Under typical network processor configurations, various bus schemes are employed to support access to the shared resources. Since only a single set of signals can be present on a given bus at any point in time, buses require multiplexing and the like to allow multiple resource consumers to access multiple resource targets coupled to the bus. In order to enable access by all consumers, a bus arbitration scheme must be employed, such that when multiple access requests are submitted concurrently, one of those requests is granted, while the other requests are denied.

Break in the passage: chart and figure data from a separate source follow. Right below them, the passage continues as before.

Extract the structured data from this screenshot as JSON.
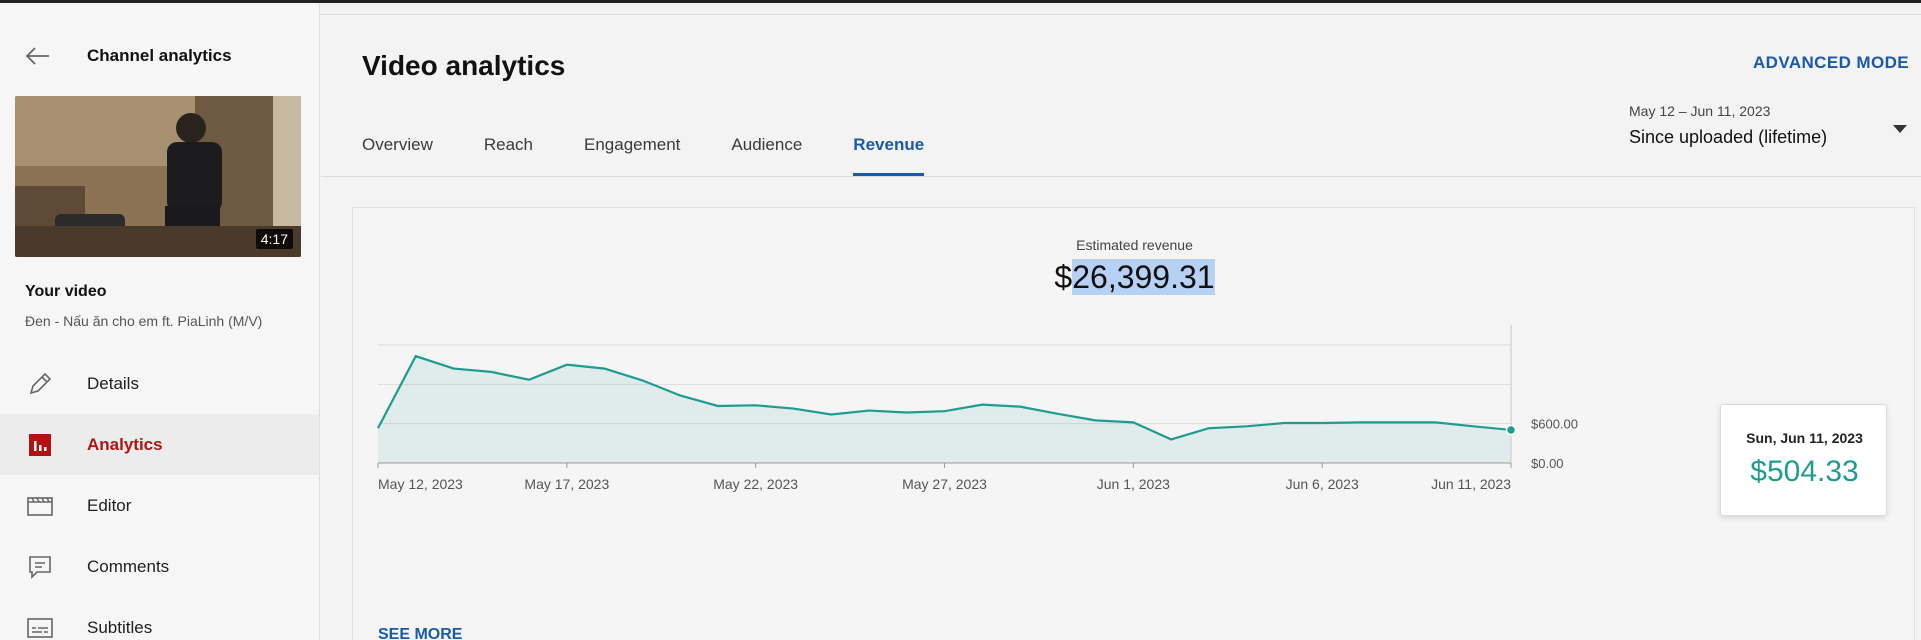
{
  "sidebar": {
    "back_title": "Channel analytics",
    "thumbnail_duration": "4:17",
    "your_video_label": "Your video",
    "video_title": "Đen - Nấu ăn cho em ft. PiaLinh (M/V)",
    "items": [
      {
        "label": "Details",
        "icon": "pencil-icon"
      },
      {
        "label": "Analytics",
        "icon": "analytics-icon",
        "active": true
      },
      {
        "label": "Editor",
        "icon": "editor-icon"
      },
      {
        "label": "Comments",
        "icon": "comments-icon"
      },
      {
        "label": "Subtitles",
        "icon": "subtitles-icon"
      }
    ]
  },
  "header": {
    "title": "Video analytics",
    "advanced_mode": "ADVANCED MODE",
    "tabs": [
      {
        "label": "Overview"
      },
      {
        "label": "Reach"
      },
      {
        "label": "Engagement"
      },
      {
        "label": "Audience"
      },
      {
        "label": "Revenue",
        "active": true
      }
    ],
    "date_range": {
      "dates": "May 12 – Jun 11, 2023",
      "label": "Since uploaded (lifetime)"
    }
  },
  "metric": {
    "label": "Estimated revenue",
    "currency": "$",
    "value": "26,399.31"
  },
  "tooltip": {
    "date": "Sun, Jun 11, 2023",
    "value": "$504.33"
  },
  "see_more": "SEE MORE",
  "colors": {
    "accent": "#1a5aa8",
    "active_nav": "#b31212",
    "series": "#1f9c8f",
    "selection": "#b7d1f4"
  },
  "chart_data": {
    "type": "area",
    "x": [
      "May 12, 2023",
      "May 13, 2023",
      "May 14, 2023",
      "May 15, 2023",
      "May 16, 2023",
      "May 17, 2023",
      "May 18, 2023",
      "May 19, 2023",
      "May 20, 2023",
      "May 21, 2023",
      "May 22, 2023",
      "May 23, 2023",
      "May 24, 2023",
      "May 25, 2023",
      "May 26, 2023",
      "May 27, 2023",
      "May 28, 2023",
      "May 29, 2023",
      "May 30, 2023",
      "May 31, 2023",
      "Jun 1, 2023",
      "Jun 2, 2023",
      "Jun 3, 2023",
      "Jun 4, 2023",
      "Jun 5, 2023",
      "Jun 6, 2023",
      "Jun 7, 2023",
      "Jun 8, 2023",
      "Jun 9, 2023",
      "Jun 10, 2023",
      "Jun 11, 2023"
    ],
    "x_tick_labels": [
      "May 12, 2023",
      "May 17, 2023",
      "May 22, 2023",
      "May 27, 2023",
      "Jun 1, 2023",
      "Jun 6, 2023",
      "Jun 11, 2023"
    ],
    "series": [
      {
        "values": [
          530,
          1630,
          1440,
          1390,
          1270,
          1500,
          1440,
          1260,
          1030,
          870,
          880,
          830,
          740,
          800,
          770,
          790,
          890,
          860,
          750,
          650,
          620,
          360,
          530,
          560,
          610,
          610,
          620,
          620,
          620,
          560,
          504.33
        ]
      }
    ],
    "y_tick_labels": [
      "$0.00",
      "$600.00",
      "",
      ""
    ],
    "ylim": [
      0,
      1800
    ],
    "grid": true
  }
}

In accordance with one conventional technique, bus access is supported in the following manner. Multiple bus masters, such as processors, DMA (direct memory access) controllers, and the like are coupled to a common bus with a fixed width, such as 32-bits or 64-bits. During a bus cycle, one or more masters will submit a request (e.g., asserts a request signal) to a bus arbiter to access the bus. In this case of multiple requests occurring during the same cycle, the arbiter will apply an arbitration policy, such as round-robin, to determine which master to grant the bus access to. In response to receiving an access grant, the master will drive out an address of a targeted slave on an address bus, which will be sampled by all of the slaves tied to the bus. The targeted slave will recognize that the access request is for that slave, while the other slaves will ignore the request. Following this address and control set-up sequence, one or more bus cycles are employed for transferring the data between the master and the slave. For data reads, data is transferred from a slave to a master. For data writes, data is transferred from a master to a slave.
Under conventional practices, only one transfer may be present on a shared data bus at one time. While this simplifies arbiter and control logic, it limits the amount of throughput that the bus may support.